Marvel movies especially have been criticized for the amount of post-production CGI work done, from green screen environments to digitized armies to most of the characters’ superpowers. 

This is not to say that CGI is worse than practical effects. Both are forms of art, and movies like Avatar and The Matrix prove how much artistry CGI can have. However, it does beg the question: if both forms of visual effects have the chance at being excellently used, why is CGI taking more and more room in the movie-making world than practical effects? 

The answer, of course, lies in the long history of unionization in Hollywood. For a long time, Hollywood unions have held out much longer than their counterparts in other industries. 

As University of Pennsylvania Carey Law School graduate Jacqueline G.H. Kim says in her 2018 paper on entertainment unionization,  “The old adage about the entertainment industry is that “Hollywood is a union town,” steeped in almost a century run by interwoven artistic labor from unions and guilds that have gained power, recognition, and respect.”

Labor unions within Hollywood have had several successful strikes, among them the Disney Animators Strike of 1941 and the 2007-2008 Writers’ Guild Strike, both of which gave more money for animators and writers respectively. However, while designers, makeup artists, and many other practical effects artists are in unions that allow them to remain well paid and credited for their work, CGI artists have had trouble forming unions. 

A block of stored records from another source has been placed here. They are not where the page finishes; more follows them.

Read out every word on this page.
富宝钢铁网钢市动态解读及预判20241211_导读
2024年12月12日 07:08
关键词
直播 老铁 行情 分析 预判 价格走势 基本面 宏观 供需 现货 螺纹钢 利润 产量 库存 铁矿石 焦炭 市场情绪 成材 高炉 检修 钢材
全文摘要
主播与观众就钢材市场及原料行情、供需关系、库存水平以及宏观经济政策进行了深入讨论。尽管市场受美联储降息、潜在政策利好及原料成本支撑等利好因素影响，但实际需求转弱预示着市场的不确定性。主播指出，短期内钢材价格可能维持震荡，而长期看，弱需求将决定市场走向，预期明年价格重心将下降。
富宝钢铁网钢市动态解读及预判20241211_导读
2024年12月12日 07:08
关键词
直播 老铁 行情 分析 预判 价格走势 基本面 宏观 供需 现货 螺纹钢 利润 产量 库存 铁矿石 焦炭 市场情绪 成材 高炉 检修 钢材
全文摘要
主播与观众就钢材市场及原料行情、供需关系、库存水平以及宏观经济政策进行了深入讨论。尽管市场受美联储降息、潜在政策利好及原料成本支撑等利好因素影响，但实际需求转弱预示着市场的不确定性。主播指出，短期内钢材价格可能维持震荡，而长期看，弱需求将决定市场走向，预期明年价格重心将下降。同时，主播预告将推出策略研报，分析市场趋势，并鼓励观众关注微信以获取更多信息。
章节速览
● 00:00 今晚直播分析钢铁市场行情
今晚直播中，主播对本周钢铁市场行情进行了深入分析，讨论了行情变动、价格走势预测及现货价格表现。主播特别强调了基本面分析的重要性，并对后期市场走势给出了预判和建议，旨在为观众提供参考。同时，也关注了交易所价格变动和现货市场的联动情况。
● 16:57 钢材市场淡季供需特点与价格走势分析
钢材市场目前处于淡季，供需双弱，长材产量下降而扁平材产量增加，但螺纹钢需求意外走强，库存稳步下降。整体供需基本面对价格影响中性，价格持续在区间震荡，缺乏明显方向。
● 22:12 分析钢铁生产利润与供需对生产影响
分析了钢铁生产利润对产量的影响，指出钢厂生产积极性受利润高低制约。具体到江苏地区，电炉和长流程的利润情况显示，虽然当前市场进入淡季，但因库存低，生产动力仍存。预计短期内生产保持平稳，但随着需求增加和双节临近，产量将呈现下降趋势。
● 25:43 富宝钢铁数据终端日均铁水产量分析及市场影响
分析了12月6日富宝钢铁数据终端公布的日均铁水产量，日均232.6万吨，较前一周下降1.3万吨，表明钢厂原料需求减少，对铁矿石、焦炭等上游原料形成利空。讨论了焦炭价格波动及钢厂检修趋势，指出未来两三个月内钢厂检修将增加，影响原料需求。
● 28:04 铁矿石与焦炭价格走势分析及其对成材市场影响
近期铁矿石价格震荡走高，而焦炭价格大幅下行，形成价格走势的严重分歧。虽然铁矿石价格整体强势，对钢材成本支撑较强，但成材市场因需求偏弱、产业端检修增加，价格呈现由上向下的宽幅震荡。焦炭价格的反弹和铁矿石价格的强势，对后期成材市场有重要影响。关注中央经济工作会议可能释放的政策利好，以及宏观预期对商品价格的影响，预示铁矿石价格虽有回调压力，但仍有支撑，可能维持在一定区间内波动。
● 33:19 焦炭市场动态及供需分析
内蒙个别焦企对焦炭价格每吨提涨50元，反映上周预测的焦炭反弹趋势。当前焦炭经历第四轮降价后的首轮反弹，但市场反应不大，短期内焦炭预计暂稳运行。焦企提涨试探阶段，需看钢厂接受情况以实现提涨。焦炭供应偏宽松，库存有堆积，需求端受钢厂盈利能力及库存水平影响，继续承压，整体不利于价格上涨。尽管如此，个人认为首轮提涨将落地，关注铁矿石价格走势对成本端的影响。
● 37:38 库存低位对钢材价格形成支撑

In addition, companies and directors are prone to hiring outside of Hollywood, especially in Canada (particularly British Columbia), the United Kingdom, and Australia, all of whose governments offer lucrative tax incentives that allow companies to take much of the workers’ money. 

2019’s Cats, which was riddled with mistakes in computer generated effects, is particularly emblematic of the effects of a lack of unionization. Many of the workers were underpaid and overworked, eventually leading to a bad product. 

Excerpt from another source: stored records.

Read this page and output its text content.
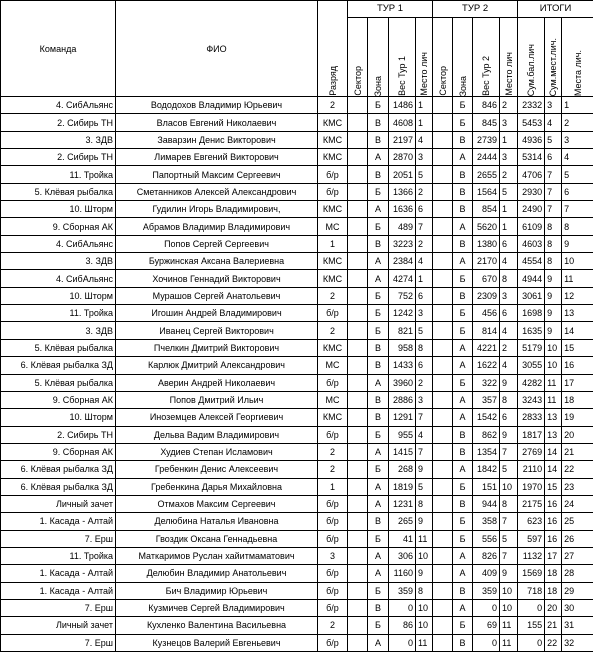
Команда	ФИО	Разряд	ТУР 1				ТУР 2				ИТОГИ		

			Сектор	Зона	Вес Тур 1	Место лич	Сектор	Зона	Вес Тур 2	Место лич	Сум.бал.лич	Сум.мест.лич.	Места лич.

4. СибАльянс	Вододохов Владимир Юрьевич	2		Б	1486	1		Б	846	2	2332	3	1
2. Сибирь ТН	Власов Евгений Николаевич	КМС		В	4608	1		Б	845	3	5453	4	2
3. ЗДВ	Заварзин Денис Викторович	КМС		В	2197	4		В	2739	1	4936	5	3
2. Сибирь ТН	Лимарев Евгений Викторович	КМС		А	2870	3		А	2444	3	5314	6	4
11. Тройка	Папортный Максим Сергеевич	б/р		В	2051	5		В	2655	2	4706	7	5
5. Клёвая рыбалка	Сметанников Алексей Александрович	б/р		Б	1366	2		В	1564	5	2930	7	6
10. Шторм	Гудилин Игорь Владимирович,	КМС		А	1636	6		В	854	1	2490	7	7
9. Сборная АК	Абрамов Владимир Владимирович	МС		Б	489	7		А	5620	1	6109	8	8
4. СибАльянс	Попов Сергей Сергеевич	1		В	3223	2		В	1380	6	4603	8	9
3. ЗДВ	Буржинская Аксана Валериевна	КМС		А	2384	4		А	2170	4	4554	8	10
4. СибАльянс	Хочинов Геннадий Викторович	КМС		А	4274	1		Б	670	8	4944	9	11
10. Шторм	Мурашов Сергей Анатольевич	2		Б	752	6		В	2309	3	3061	9	12
11. Тройка	Игошин Андрей Владимирович	б/р		Б	1242	3		Б	456	6	1698	9	13
3. ЗДВ	Иванец Сергей Викторович	2		Б	821	5		Б	814	4	1635	9	14
5. Клёвая рыбалка	Пчелкин Дмитрий Викторович	КМС		В	958	8		А	4221	2	5179	10	15
6. Клёвая рыбалка ЗД	Карлюк Дмитрий Александрович	МС		В	1433	6		А	1622	4	3055	10	16
5. Клёвая рыбалка	Аверин Андрей Николаевич	б/р		А	3960	2		Б	322	9	4282	11	17
9. Сборная АК	Попов Дмитрий Ильич	МС		В	2886	3		А	357	8	3243	11	18
10. Шторм	Иноземцев Алексей Георгиевич	КМС		В	1291	7		А	1542	6	2833	13	19
2. Сибирь ТН	Дельва Вадим Владимирович	б/р		Б	955	4		В	862	9	1817	13	20
9. Сборная АК	Худиев Степан Исламович	2		А	1415	7		В	1354	7	2769	14	21
6. Клёвая рыбалка ЗД	Гребенкин Денис Алексеевич	2		Б	268	9		А	1842	5	2110	14	22
6. Клёвая рыбалка ЗД	Гребенкина Дарья Михайловна	1		А	1819	5		Б	151	10	1970	15	23
Личный зачет	Отмахов Максим Сергеевич	б/р		А	1231	8		В	944	8	2175	16	24
1. Касада - Алтай	Делюбина Наталья Ивановна	б/р		В	265	9		Б	358	7	623	16	25
7. Ерш	Гвоздик Оксана Геннадьевна	б/р		Б	41	11		Б	556	5	597	16	26
11. Тройка	Маткаримов Руслан хайитмаматович	3		А	306	10		А	826	7	1132	17	27
1. Касада - Алтай	Делюбин Владимир Анатольевич	б/р		А	1160	9		А	409	9	1569	18	28
1. Касада - Алтай	Бич Владимир Юрьевич	б/р		Б	359	8		В	359	10	718	18	29
7. Ерш	Кузмичев Сергей Владимирович	б/р		В	0	10		А	0	10	0	20	30
Личный зачет	Кухленко Валентина Васильевна	2		Б	86	10		Б	69	11	155	21	31
7. Ерш	Кузнецов Валерий Евгеньевич	б/р		А	0	11		В	0	11	0	22	32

However, many, including Kim, believe that it is only a matter of time before a union for CGI artists will be built. As she says, “[I]f anything, the past half century has proven that unions not only work to preserve their members’ rights when faced with the possibility of pay cuts and job losses to technology, but also serve to negotiate for creatives’ ability to take advantage of new media and reshape entertainment in innovative ways.” 

With such a union, perhaps production companies will bring back a mix of CGI and practical effects, creating a new era of visual entertainment.